Premiums 2018-19 Plan Year

Mid PPO (D1500) Plan Per Pay Period
Employee Only $18.00
Employee / Spouse $36.85
Employee / Child(ren) $37.00
Employee / Family $58.80

***** ATTENTION 20-PAY EMPLOYEES *****

PLEASE NOTE: The premiums listed above are based on 24-pay periods.

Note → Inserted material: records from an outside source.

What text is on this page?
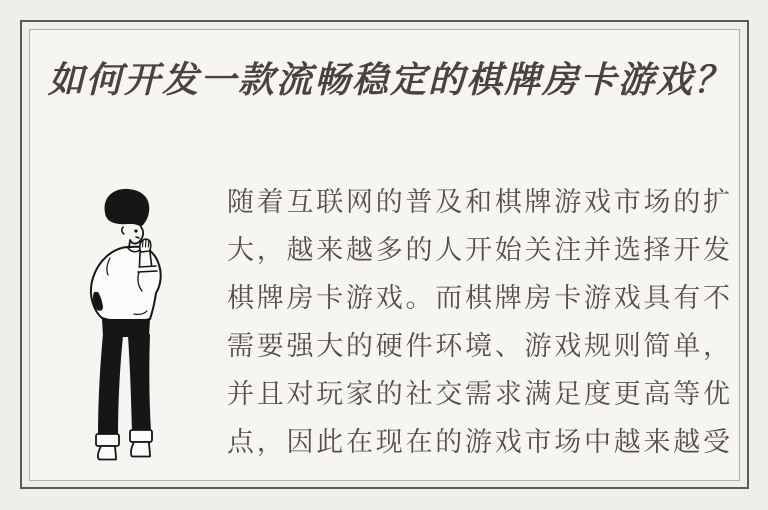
如何开发一款流畅稳定的棋牌房卡游戏？

随着互联网的普及和棋牌游戏市场的扩大，越来越多的人开始关注并选择开发棋牌房卡游戏。而棋牌房卡游戏具有不需要强大的硬件环境、游戏规则简单，并且对玩家的社交需求满足度更高等优点，因此在现在的游戏市场中越来越受
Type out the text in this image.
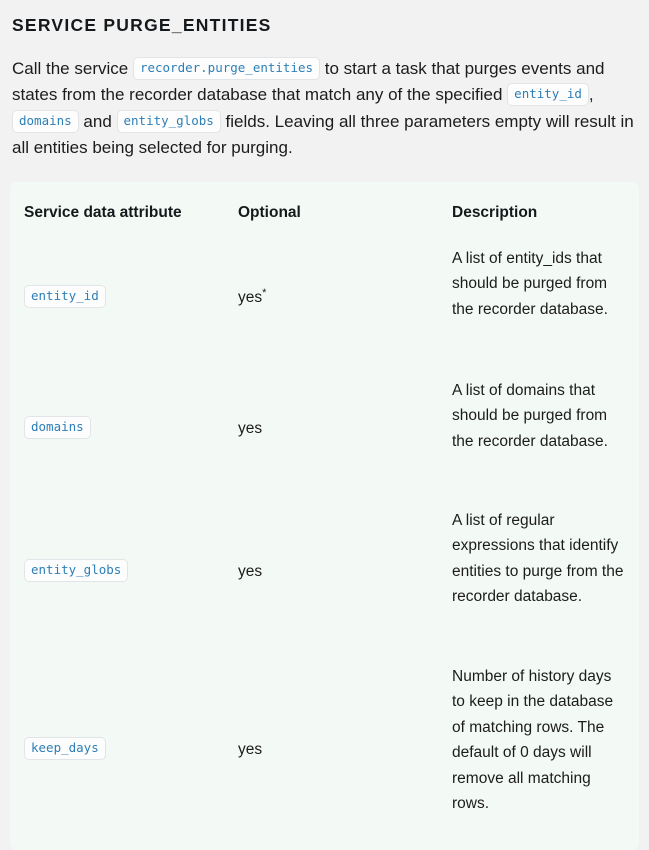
SERVICE PURGE_ENTITIES

Call the service recorder.purge_entities to start a task that purges events and states from the recorder database that match any of the specified entity_id , domains and entity_globs fields. Leaving all three parameters empty will result in all entities being selected for purging.

Service data attribute	Optional	Description
entity_id	yes*	A list of entity_ids that should be purged from the recorder database.
domains	yes	A list of domains that should be purged from the recorder database.
entity_globs	yes	A list of regular expressions that identify entities to purge from the recorder database.
keep_days	yes	Number of history days to keep in the database of matching rows. The default of 0 days will remove all matching rows.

Employee who receive 20 paychecks (i.e. 186-day work schedule), will pay the rates listed above with an additional 20% Employee Pre-Pay which will be applied toward summer coverage.

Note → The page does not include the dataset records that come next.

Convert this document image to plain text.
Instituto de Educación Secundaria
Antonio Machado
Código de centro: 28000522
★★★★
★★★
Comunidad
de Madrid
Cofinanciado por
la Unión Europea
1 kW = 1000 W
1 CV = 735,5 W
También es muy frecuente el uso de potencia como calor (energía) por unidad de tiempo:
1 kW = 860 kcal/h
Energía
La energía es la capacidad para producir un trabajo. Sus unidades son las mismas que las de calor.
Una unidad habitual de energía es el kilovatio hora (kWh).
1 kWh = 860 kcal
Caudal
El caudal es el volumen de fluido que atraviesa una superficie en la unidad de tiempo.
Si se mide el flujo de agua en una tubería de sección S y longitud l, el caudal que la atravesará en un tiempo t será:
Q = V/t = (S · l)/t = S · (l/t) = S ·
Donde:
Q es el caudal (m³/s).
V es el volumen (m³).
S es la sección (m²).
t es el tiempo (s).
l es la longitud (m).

Low PPO (D1000) Plan Highlights

Benefits

  • Plan Year Deductible (In- Network $100 / Out of Network $300 Individual; In-Network $250 / Out of Network $750 Family)
  • Annual Maximum - In-Network $1000; Out of Network $250 (excludes Preventative/Diagnostic Procedures)
  • Missing tooth exclusion is WAIVED
  • Two (2) cleanings: 2 Prophylaxis 
  • No Implant Coverage
  • No Orthodontia Coverage
  In-network Benefits Out-of-network Benefits
Preventative Services 100% no deductible 50% of allowed amount; no deductible
Basic Services 80% after deductible 30% of allowed amount; after deductible
Major Services 50% after deductible 0%

Premiums 2018-19 Plan Year

Low PPO (D1000) Per Pay Period
Employee Only $13.85
Employee / Spouse $28.30
Employee / Child(ren) $28.45
Employee / Family $45.25

***** ATTENTION 20-PAY EMPLOYEES *****

PLEASE NOTE: The premiums listed above are based on 24-pay periods. Employee who receive 20 paychecks (i.e. 186-day work schedule), will pay the rates listed above with an additional 20% Employee Pre-Pay which will be applied toward summer coverage.